Although cooking has a little leeway with amounts, baking is a science…you want to use exactly what the recipe calls for to ensure a successful end product.

Here are some tips to help you…

If your recipe calls for 1/2 cup butter, fill a one cup measure 1/2 full of cold water. Put butter in until water is at the one cup mark on the measuring cup. Pour off water and you will have an accurate 1/2 cup butter. Follow the same procedure in determining an accurate 1/4 cup, fill cup 3/4 full of water. If you want 1/3 or 2/3 cup, fill the cup 2/3 or 1/3 full of water respectively.

Scoop sifted flour lightly into the vessel using a spoon, swoop off the “heap” level with edge.

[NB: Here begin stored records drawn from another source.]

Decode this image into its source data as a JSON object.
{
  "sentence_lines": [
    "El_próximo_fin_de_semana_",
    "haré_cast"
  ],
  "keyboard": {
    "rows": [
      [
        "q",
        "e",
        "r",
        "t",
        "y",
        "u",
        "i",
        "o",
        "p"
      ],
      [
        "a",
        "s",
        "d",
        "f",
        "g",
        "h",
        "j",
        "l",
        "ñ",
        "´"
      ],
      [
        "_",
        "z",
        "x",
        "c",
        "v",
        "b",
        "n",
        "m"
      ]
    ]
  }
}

Same applies when using spoons: use the back of a knife or other straight edge to sweep away the excess. When using cups, don’t dig them into a bag or bin of flour since that will pack down the product and the result may be too much flour which then affects the final results of the baked goods. Rather, scoop flour into the cup as noted above.

Don’t eyeball level while holding up to your eyes or standing and looking down into it, set vessel on an even surface (table) so you won’t get a tipsy measure. Bend down and squint at it from eye level, it’s surprising to note such a difference between the two heights (looking down when standing up or bending down to counter height).

How to know which kind of measuring cups to use for liquids and which to use for dry ingredients:

The cups that have straight edge rims are best suited for dry ingredients, those that have tiny spouts on the side are for liquids.

Level measurements, new cooks! Make sure lid’s on snug before you put the baking powder away.